After functional capabilities are determined, a RTW plan including a temporary job description should be developed, focusing on what the employee can do and not what they cannot do. Try to keep the employee doing as much of his/her normal duties as possible, with modifications as required by their restrictions. However, if this is not possible, the next step is to assemble a list of productive tasks that the employee can do safely. These tasks can be in the employee’s own department or throughout the facility. For short-term positions, a special project may be the ideal solution. Whatever the method, it is critical that the duties are discussed with and approved by the treating physician.
Every attempt should be made to make the temporary duties progressive. Not restricting the employee to one department provides the flexibility that may be needed to establish appropriate progressive duties. This process can be compared to preseason conditioning for athletes before the regular season (full duty). This requires that the physician approve an appropriate sequence of progressive duties, building to full duty. Assigning progressive duties can reduce the chance of re-injury because it allows for a reconditioning period before a return to full duty. A timeline, including periodic reassessments, should be part of the process to make sure the employee is not moved up to more demanding duties before it is safe to do so. There may be pain associated with increased activity; however, this may not indicate re-injury but rather the need for additional medical treatment.

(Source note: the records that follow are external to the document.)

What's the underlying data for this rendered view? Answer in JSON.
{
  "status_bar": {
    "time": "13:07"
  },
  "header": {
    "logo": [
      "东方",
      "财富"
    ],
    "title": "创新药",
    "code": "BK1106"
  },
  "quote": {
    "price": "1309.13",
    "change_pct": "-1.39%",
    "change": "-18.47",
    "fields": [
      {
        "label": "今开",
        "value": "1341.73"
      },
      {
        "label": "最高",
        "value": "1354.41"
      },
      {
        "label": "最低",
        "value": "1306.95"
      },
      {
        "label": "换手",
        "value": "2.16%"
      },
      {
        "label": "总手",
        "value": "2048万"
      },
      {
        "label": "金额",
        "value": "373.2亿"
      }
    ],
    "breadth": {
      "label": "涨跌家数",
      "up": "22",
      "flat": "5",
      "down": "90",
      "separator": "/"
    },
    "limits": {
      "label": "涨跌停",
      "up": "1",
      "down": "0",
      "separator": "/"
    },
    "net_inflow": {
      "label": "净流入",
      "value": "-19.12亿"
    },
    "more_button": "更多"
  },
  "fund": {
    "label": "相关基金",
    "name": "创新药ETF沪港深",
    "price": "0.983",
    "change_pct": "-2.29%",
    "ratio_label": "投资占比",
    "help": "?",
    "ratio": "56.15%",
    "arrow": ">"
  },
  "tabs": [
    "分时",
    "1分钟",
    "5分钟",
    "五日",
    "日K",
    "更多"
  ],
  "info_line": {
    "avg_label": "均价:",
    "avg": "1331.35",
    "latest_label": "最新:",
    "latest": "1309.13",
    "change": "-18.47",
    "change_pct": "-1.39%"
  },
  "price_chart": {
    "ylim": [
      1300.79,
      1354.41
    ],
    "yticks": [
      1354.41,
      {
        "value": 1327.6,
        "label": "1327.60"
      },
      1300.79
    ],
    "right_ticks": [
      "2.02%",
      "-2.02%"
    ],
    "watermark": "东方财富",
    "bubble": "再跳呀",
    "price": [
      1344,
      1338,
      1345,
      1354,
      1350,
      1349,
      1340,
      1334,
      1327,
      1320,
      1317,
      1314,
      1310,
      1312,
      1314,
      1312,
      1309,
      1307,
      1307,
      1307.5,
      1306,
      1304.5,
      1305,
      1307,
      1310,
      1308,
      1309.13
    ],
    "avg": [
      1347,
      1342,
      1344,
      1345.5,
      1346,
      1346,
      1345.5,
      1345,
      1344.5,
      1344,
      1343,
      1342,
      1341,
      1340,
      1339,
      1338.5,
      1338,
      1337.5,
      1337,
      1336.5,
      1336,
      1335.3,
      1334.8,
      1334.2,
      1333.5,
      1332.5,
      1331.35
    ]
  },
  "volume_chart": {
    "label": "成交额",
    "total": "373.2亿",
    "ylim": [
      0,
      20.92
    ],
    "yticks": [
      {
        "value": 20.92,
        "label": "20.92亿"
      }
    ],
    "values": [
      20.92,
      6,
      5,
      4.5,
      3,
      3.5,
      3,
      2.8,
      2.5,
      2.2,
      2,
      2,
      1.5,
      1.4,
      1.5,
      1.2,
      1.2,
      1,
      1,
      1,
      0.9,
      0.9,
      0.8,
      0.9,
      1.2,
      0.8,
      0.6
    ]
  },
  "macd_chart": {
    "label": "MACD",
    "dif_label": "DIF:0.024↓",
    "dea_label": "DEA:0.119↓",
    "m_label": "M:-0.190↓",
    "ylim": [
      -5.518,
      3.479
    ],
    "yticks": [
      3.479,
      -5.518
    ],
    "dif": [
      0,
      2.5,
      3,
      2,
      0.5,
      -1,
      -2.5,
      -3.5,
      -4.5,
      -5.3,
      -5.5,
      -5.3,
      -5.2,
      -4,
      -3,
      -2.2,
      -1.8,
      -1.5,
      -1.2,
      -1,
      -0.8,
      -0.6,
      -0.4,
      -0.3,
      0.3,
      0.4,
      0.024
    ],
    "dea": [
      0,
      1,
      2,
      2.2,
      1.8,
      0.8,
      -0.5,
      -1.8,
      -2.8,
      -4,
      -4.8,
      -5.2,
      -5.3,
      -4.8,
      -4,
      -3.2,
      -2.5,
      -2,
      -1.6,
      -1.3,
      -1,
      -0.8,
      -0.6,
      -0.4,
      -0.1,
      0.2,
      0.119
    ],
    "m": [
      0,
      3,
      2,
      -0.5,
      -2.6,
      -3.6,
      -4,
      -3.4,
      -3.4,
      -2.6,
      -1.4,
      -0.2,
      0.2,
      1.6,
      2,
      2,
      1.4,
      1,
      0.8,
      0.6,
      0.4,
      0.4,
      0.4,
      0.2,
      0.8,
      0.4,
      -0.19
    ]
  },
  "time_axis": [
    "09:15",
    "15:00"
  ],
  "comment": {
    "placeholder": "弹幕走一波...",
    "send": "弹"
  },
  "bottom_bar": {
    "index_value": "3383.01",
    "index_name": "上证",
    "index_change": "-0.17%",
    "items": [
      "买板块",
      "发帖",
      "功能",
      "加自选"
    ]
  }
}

Another important part of an effective RTW program is the role of the manager or supervisor. It is important that the supervisor have a clear understanding as to why injured or disabled employees are returned to work as soon as possible, and that they have a critical role in the process. In addition to thoroughly explaining the program to the employee, it is the supervisor’s job to oversee the employee’s activities so that he/she does not attempt to do more than allowed under the RTW plan. The supervisor also provides feedback to the RTW coordinator as to the employee’s performance and any problems that may arise. They are a vital part of the communication chain that also includes the RTW coordinator, the treating physician, and of course, the employee.
In summary, employees are less likely to re-injure themselves or prolong their absence when in a supervised transitional duty program, rather than sitting at home unsupervised, where there may be an increased risk that they will perform a task, such as mowing the lawn or lifting groceries, which could delay their recovery. If presented properly, employees will view RTW as an additional benefit and get a true sense of security from their employer. Employees who feel secure in their employment tend to be more efficient and productive employees.